Second Department of Surgery, Wakayama Medical University, Wakayama, Japan.
Pancreas. 2010 May;39(4):473-85. doi: 10.1097/MPA.0b013e3181c0decc.
Gemcitabine is the standard chemotherapeutic agent for pancreatic cancer. Nevertheless, the prognosis of pancreatic cancer patients is still poor. Evaluating the mechanisms of chemoresistance to gemcitabine will be helpful for the improvement of the therapeutic outcome.
Using 11 pancreatic cancer cell lines and global gene expression profiling, molecular markers were detected for acquired and intrinsic gemcitabine sensitivity.
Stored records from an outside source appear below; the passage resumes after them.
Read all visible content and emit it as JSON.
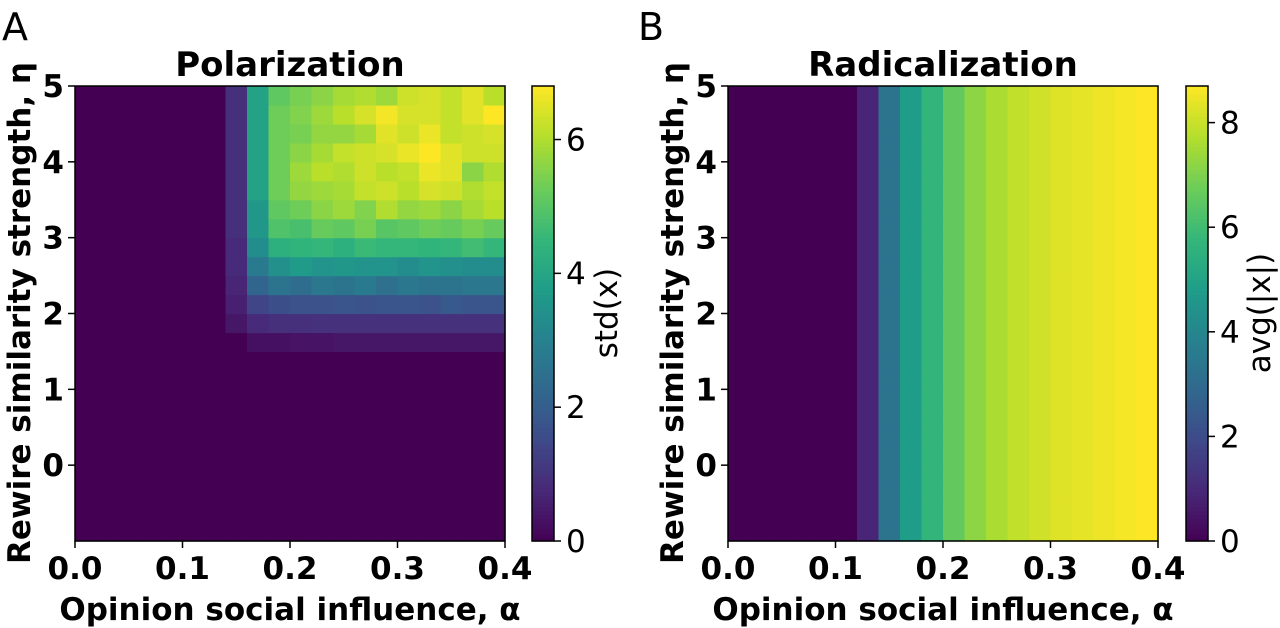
{
  "chart_data": [
    {
      "type": "heatmap",
      "panel": "A",
      "title": "Polarization",
      "xlabel": "Opinion social influence, α",
      "ylabel": "Rewire similarity strength, η",
      "xlim": [
        0.0,
        0.4
      ],
      "ylim": [
        -1.0,
        5.0
      ],
      "xticks": [
        "0.0",
        "0.1",
        "0.2",
        "0.3",
        "0.4"
      ],
      "yticks": [
        "0",
        "1",
        "2",
        "3",
        "4",
        "5"
      ],
      "colormap": "viridis",
      "colorbar": {
        "label": "std(x)",
        "vmin": 0,
        "vmax": 6.8,
        "ticks": [
          "0",
          "2",
          "4",
          "6"
        ]
      },
      "x": [
        0.0,
        0.02,
        0.04,
        0.06,
        0.08,
        0.1,
        0.12,
        0.14,
        0.16,
        0.18,
        0.2,
        0.22,
        0.24,
        0.26,
        0.28,
        0.3,
        0.32,
        0.34,
        0.36,
        0.38
      ],
      "y": [
        -1.0,
        -0.75,
        -0.5,
        -0.25,
        0.0,
        0.25,
        0.5,
        0.75,
        1.0,
        1.25,
        1.5,
        1.75,
        2.0,
        2.25,
        2.5,
        2.75,
        3.0,
        3.25,
        3.5,
        3.75,
        4.0,
        4.25,
        4.5,
        4.75
      ],
      "z": [
        [
          0,
          0,
          0,
          0,
          0,
          0,
          0,
          0,
          0,
          0,
          0,
          0,
          0,
          0,
          0,
          0,
          0,
          0,
          0,
          0
        ],
        [
          0,
          0,
          0,
          0,
          0,
          0,
          0,
          0,
          0,
          0,
          0,
          0,
          0,
          0,
          0,
          0,
          0,
          0,
          0,
          0
        ],
        [
          0,
          0,
          0,
          0,
          0,
          0,
          0,
          0,
          0,
          0,
          0,
          0,
          0,
          0,
          0,
          0,
          0,
          0,
          0,
          0
        ],
        [
          0,
          0,
          0,
          0,
          0,
          0,
          0,
          0,
          0,
          0,
          0,
          0,
          0,
          0,
          0,
          0,
          0,
          0,
          0,
          0
        ],
        [
          0,
          0,
          0,
          0,
          0,
          0,
          0,
          0,
          0,
          0,
          0,
          0,
          0,
          0,
          0,
          0,
          0,
          0,
          0,
          0
        ],
        [
          0,
          0,
          0,
          0,
          0,
          0,
          0,
          0,
          0,
          0,
          0,
          0,
          0,
          0,
          0,
          0,
          0,
          0,
          0,
          0
        ],
        [
          0,
          0,
          0,
          0,
          0,
          0,
          0,
          0,
          0,
          0,
          0,
          0,
          0,
          0,
          0,
          0,
          0,
          0,
          0,
          0
        ],
        [
          0,
          0,
          0,
          0,
          0,
          0,
          0,
          0,
          0,
          0,
          0,
          0,
          0,
          0,
          0,
          0,
          0,
          0,
          0,
          0
        ],
        [
          0,
          0,
          0,
          0,
          0,
          0,
          0,
          0,
          0,
          0,
          0,
          0,
          0,
          0,
          0,
          0,
          0,
          0,
          0,
          0
        ],
        [
          0,
          0,
          0,
          0,
          0,
          0,
          0,
          0,
          0,
          0,
          0,
          0,
          0,
          0,
          0,
          0,
          0,
          0,
          0,
          0
        ],
        [
          0,
          0,
          0,
          0,
          0,
          0,
          0,
          0,
          0.3,
          0.3,
          0.35,
          0.35,
          0.4,
          0.4,
          0.4,
          0.4,
          0.4,
          0.4,
          0.4,
          0.4
        ],
        [
          0,
          0,
          0,
          0,
          0,
          0,
          0,
          0.4,
          0.8,
          0.9,
          0.9,
          0.95,
          0.95,
          0.95,
          0.95,
          0.95,
          0.95,
          0.95,
          0.95,
          0.95
        ],
        [
          0,
          0,
          0,
          0,
          0,
          0,
          0,
          0.6,
          1.4,
          1.6,
          1.7,
          1.7,
          1.8,
          1.7,
          1.8,
          1.8,
          1.7,
          1.9,
          1.8,
          1.8
        ],
        [
          0,
          0,
          0,
          0,
          0,
          0,
          0,
          0.7,
          2.2,
          2.6,
          2.4,
          2.7,
          2.6,
          2.8,
          2.5,
          2.7,
          2.6,
          2.6,
          2.7,
          2.7
        ],
        [
          0,
          0,
          0,
          0,
          0,
          0,
          0,
          0.8,
          2.8,
          3.4,
          3.7,
          3.5,
          3.6,
          3.5,
          3.5,
          3.3,
          3.5,
          3.4,
          3.3,
          3.3
        ],
        [
          0,
          0,
          0,
          0,
          0,
          0,
          0,
          0.8,
          3.3,
          4.3,
          4.4,
          4.5,
          4.3,
          4.6,
          4.5,
          4.5,
          4.4,
          4.5,
          4.7,
          4.5
        ],
        [
          0,
          0,
          0,
          0,
          0,
          0,
          0,
          0.9,
          3.6,
          4.9,
          4.8,
          5.2,
          5.1,
          5.4,
          5.0,
          5.1,
          5.3,
          5.2,
          5.4,
          5.2
        ],
        [
          0,
          0,
          0,
          0,
          0,
          0,
          0,
          0.9,
          3.6,
          5.1,
          5.3,
          5.6,
          5.8,
          5.5,
          6.0,
          5.7,
          5.8,
          5.6,
          5.9,
          6.1
        ],
        [
          0,
          0,
          0,
          0,
          0,
          0,
          0,
          0.9,
          3.9,
          5.3,
          5.7,
          5.8,
          5.9,
          6.2,
          6.3,
          6.1,
          6.4,
          6.3,
          6.0,
          6.2
        ],
        [
          0,
          0,
          0,
          0,
          0,
          0,
          0,
          0.9,
          3.9,
          5.3,
          5.8,
          6.1,
          6.0,
          6.3,
          6.1,
          6.2,
          6.6,
          6.5,
          5.6,
          6.0
        ],
        [
          0,
          0,
          0,
          0,
          0,
          0,
          0,
          0.9,
          3.9,
          5.3,
          5.6,
          5.9,
          6.2,
          6.3,
          6.4,
          6.6,
          6.8,
          6.5,
          6.3,
          6.3
        ],
        [
          0,
          0,
          0,
          0,
          0,
          0,
          0,
          0.9,
          3.9,
          5.3,
          5.4,
          5.7,
          5.7,
          5.9,
          6.5,
          6.3,
          6.6,
          6.2,
          6.3,
          6.4
        ],
        [
          0,
          0,
          0,
          0,
          0,
          0,
          0,
          0.9,
          3.9,
          5.3,
          5.5,
          5.8,
          6.1,
          6.4,
          6.7,
          6.4,
          6.4,
          6.2,
          6.5,
          6.8
        ],
        [
          0,
          0,
          0,
          0,
          0,
          0,
          0,
          0.9,
          3.9,
          5.1,
          5.4,
          5.6,
          5.9,
          6.0,
          5.8,
          6.3,
          6.4,
          6.2,
          6.5,
          6.1
        ]
      ]
    },
    {
      "type": "heatmap",
      "panel": "B",
      "title": "Radicalization",
      "xlabel": "Opinion social influence, α",
      "ylabel": "Rewire similarity strength, η",
      "xlim": [
        0.0,
        0.4
      ],
      "ylim": [
        -1.0,
        5.0
      ],
      "xticks": [
        "0.0",
        "0.1",
        "0.2",
        "0.3",
        "0.4"
      ],
      "yticks": [
        "0",
        "1",
        "2",
        "3",
        "4",
        "5"
      ],
      "colormap": "viridis",
      "colorbar": {
        "label": "avg(|x|)",
        "vmin": 0,
        "vmax": 8.7,
        "ticks": [
          "0",
          "2",
          "4",
          "6",
          "8"
        ]
      },
      "x": [
        0.0,
        0.02,
        0.04,
        0.06,
        0.08,
        0.1,
        0.12,
        0.14,
        0.16,
        0.18,
        0.2,
        0.22,
        0.24,
        0.26,
        0.28,
        0.3,
        0.32,
        0.34,
        0.36,
        0.38
      ],
      "y": [
        -1.0,
        -0.75,
        -0.5,
        -0.25,
        0.0,
        0.25,
        0.5,
        0.75,
        1.0,
        1.25,
        1.5,
        1.75,
        2.0,
        2.25,
        2.5,
        2.75,
        3.0,
        3.25,
        3.5,
        3.75,
        4.0,
        4.25,
        4.5,
        4.75
      ],
      "profile": [
        0.0,
        0.0,
        0.0,
        0.0,
        0.0,
        0.0,
        0.9,
        3.3,
        4.8,
        5.7,
        6.6,
        7.2,
        7.6,
        7.9,
        8.1,
        8.3,
        8.4,
        8.5,
        8.6,
        8.7
      ]
    }
  ]
}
Acquired gemcitabine resistance in vitro was obtained by continual exposure to gradually increased concentrations of gemcitabine; however, intrinsic sensitivity is originally provided and differs between cell lines.
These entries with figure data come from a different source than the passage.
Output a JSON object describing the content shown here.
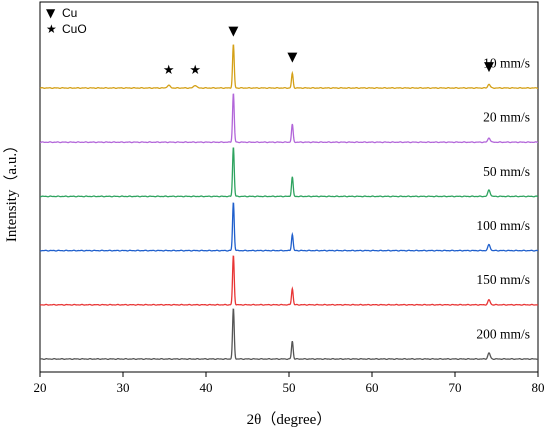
{
  "chart_data": {
    "type": "line",
    "title": "",
    "xlabel": "2θ（degree）",
    "ylabel": "Intensity（a.u.）",
    "xlim": [
      20,
      80
    ],
    "xticks": [
      20,
      30,
      40,
      50,
      60,
      70,
      80
    ],
    "ylim": [
      0,
      6
    ],
    "grid": false,
    "y_tick_labels": false,
    "legend": {
      "placement": "top-left",
      "entries": [
        {
          "symbol": "▼",
          "label": "Cu"
        },
        {
          "symbol": "★",
          "label": "CuO"
        }
      ]
    },
    "series": [
      {
        "name": "10 mm/s",
        "color": "#D4A017",
        "offset": 5,
        "peaks": [
          {
            "x": 35.5,
            "h": 0.05,
            "w": 0.25
          },
          {
            "x": 38.7,
            "h": 0.05,
            "w": 0.25
          },
          {
            "x": 43.3,
            "h": 0.8,
            "w": 0.14
          },
          {
            "x": 50.4,
            "h": 0.27,
            "w": 0.14
          },
          {
            "x": 74.1,
            "h": 0.07,
            "w": 0.2
          }
        ]
      },
      {
        "name": "20 mm/s",
        "color": "#B266D9",
        "offset": 4,
        "peaks": [
          {
            "x": 43.3,
            "h": 0.9,
            "w": 0.14
          },
          {
            "x": 50.4,
            "h": 0.33,
            "w": 0.14
          },
          {
            "x": 74.1,
            "h": 0.08,
            "w": 0.2
          }
        ]
      },
      {
        "name": "50 mm/s",
        "color": "#2EA35F",
        "offset": 3,
        "peaks": [
          {
            "x": 43.3,
            "h": 0.91,
            "w": 0.14
          },
          {
            "x": 50.4,
            "h": 0.36,
            "w": 0.14
          },
          {
            "x": 74.1,
            "h": 0.12,
            "w": 0.2
          }
        ]
      },
      {
        "name": "100 mm/s",
        "color": "#1F5FCC",
        "offset": 2,
        "peaks": [
          {
            "x": 43.3,
            "h": 0.89,
            "w": 0.14
          },
          {
            "x": 50.4,
            "h": 0.3,
            "w": 0.14
          },
          {
            "x": 74.1,
            "h": 0.11,
            "w": 0.2
          }
        ]
      },
      {
        "name": "150 mm/s",
        "color": "#E83535",
        "offset": 1,
        "peaks": [
          {
            "x": 43.3,
            "h": 0.91,
            "w": 0.14
          },
          {
            "x": 50.4,
            "h": 0.3,
            "w": 0.14
          },
          {
            "x": 74.1,
            "h": 0.09,
            "w": 0.2
          }
        ]
      },
      {
        "name": "200 mm/s",
        "color": "#555555",
        "offset": 0,
        "peaks": [
          {
            "x": 43.3,
            "h": 0.93,
            "w": 0.14
          },
          {
            "x": 50.4,
            "h": 0.33,
            "w": 0.14
          },
          {
            "x": 74.1,
            "h": 0.11,
            "w": 0.2
          }
        ]
      }
    ],
    "annotations": [
      {
        "symbol": "▼",
        "x": 43.3,
        "y": 5.98
      },
      {
        "symbol": "▼",
        "x": 50.4,
        "y": 5.5
      },
      {
        "symbol": "▼",
        "x": 74.1,
        "y": 5.32
      },
      {
        "symbol": "★",
        "x": 35.5,
        "y": 5.26
      },
      {
        "symbol": "★",
        "x": 38.7,
        "y": 5.26
      }
    ]
  }
}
Microarray analysis of intrinsic sensitivity showed no correlation to that of acquired resistance. Fifteen overexpressed and 49 downexpressed genes in accordance with intrinsic gemcitabine resistance were identified, and we selected those highly expressed in resected pancreatic cancer tissue. Interferon-stimulated gene 15 (ISG15), which plays a role in cellular defense from infection and carcinogenesis, was identified as the gene related to gemcitabine chemosensitivity. By inhibition of ISG15 in gemcitabine-resistant cell lines using siRNA, gemcitabine resistance was reversed.
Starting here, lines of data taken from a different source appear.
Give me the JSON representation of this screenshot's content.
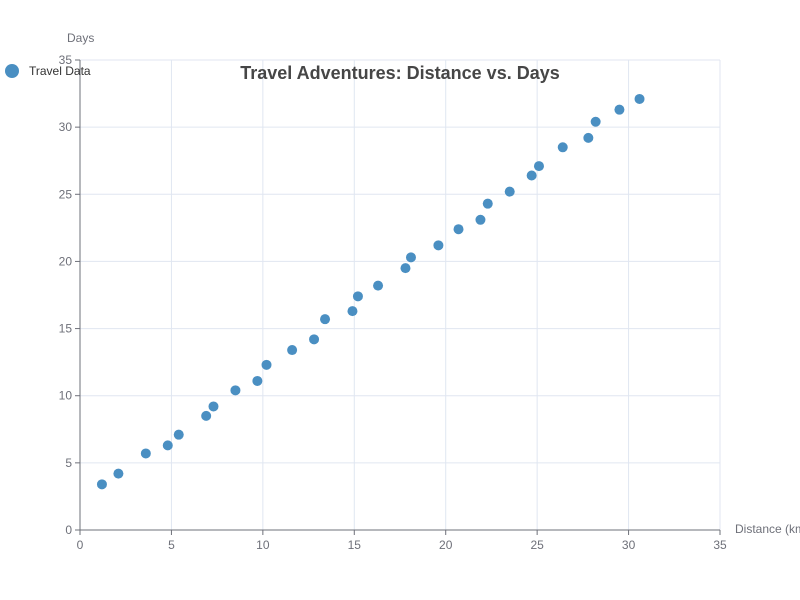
{
  "chart_data": {
    "type": "scatter",
    "title": "Travel Adventures: Distance vs. Days",
    "xlabel": "Distance (km)",
    "ylabel": "Days",
    "xlim": [
      0,
      35
    ],
    "ylim": [
      0,
      35
    ],
    "x_ticks": [
      "0",
      "5",
      "10",
      "15",
      "20",
      "25",
      "30",
      "35"
    ],
    "y_ticks": [
      "0",
      "5",
      "10",
      "15",
      "20",
      "25",
      "30",
      "35"
    ],
    "grid": true,
    "legend_position": "top-left",
    "color": "#4a8fc2",
    "series": [
      {
        "name": "Travel Data",
        "points": [
          [
            1.2,
            3.4
          ],
          [
            2.1,
            4.2
          ],
          [
            3.6,
            5.7
          ],
          [
            4.8,
            6.3
          ],
          [
            5.4,
            7.1
          ],
          [
            6.9,
            8.5
          ],
          [
            7.3,
            9.2
          ],
          [
            8.5,
            10.4
          ],
          [
            9.7,
            11.1
          ],
          [
            10.2,
            12.3
          ],
          [
            11.6,
            13.4
          ],
          [
            12.8,
            14.2
          ],
          [
            13.4,
            15.7
          ],
          [
            14.9,
            16.3
          ],
          [
            15.2,
            17.4
          ],
          [
            16.3,
            18.2
          ],
          [
            17.8,
            19.5
          ],
          [
            18.1,
            20.3
          ],
          [
            19.6,
            21.2
          ],
          [
            20.7,
            22.4
          ],
          [
            21.9,
            23.1
          ],
          [
            22.3,
            24.3
          ],
          [
            23.5,
            25.2
          ],
          [
            24.7,
            26.4
          ],
          [
            25.1,
            27.1
          ],
          [
            26.4,
            28.5
          ],
          [
            27.8,
            29.2
          ],
          [
            28.2,
            30.4
          ],
          [
            29.5,
            31.3
          ],
          [
            30.6,
            32.1
          ]
        ]
      }
    ]
  }
}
It was demonstrated that ISG15 is one of the genes associated with intrinsic gemcitabine sensitivity, having a possibility to be a candidate of molecular targeting for the improvement of chemotherapy against pancreatic cancer.
吉西他滨是胰腺癌的标准化疗药物。然而,胰腺癌患者的预后仍然很差。评估对吉西他滨的化疗耐药机制将有助于改善治疗效果。
使用 11 种胰腺癌细胞系和全基因表达谱,检测获得性和内在吉西他滨敏感性的分子标志物。通过持续暴露于逐渐增加的吉西他滨浓度来获得体外获得性吉西他滨耐药性;然而,内在敏感性是最初提供的,并且在细胞系之间存在差异。
内在敏感性的微阵列分析与获得性耐药性无关。鉴定出与内在吉西他滨耐药性一致的 15 个过表达和 49 个下调基因,我们选择了在切除的胰腺癌组织中高表达的基因。干扰素刺激基因 15(ISG15)在细胞防御感染和致癌作用中起作用,被鉴定为与吉西他滨化疗敏感性相关的基因。通过使用 siRNA 抑制吉西他滨耐药细胞系中的 ISG15,逆转了吉西他滨耐药性。
研究表明,ISG15 是与内在吉西他滨敏感性相关的基因之一,有可能成为改善针对胰腺癌化疗的分子靶向候选药物。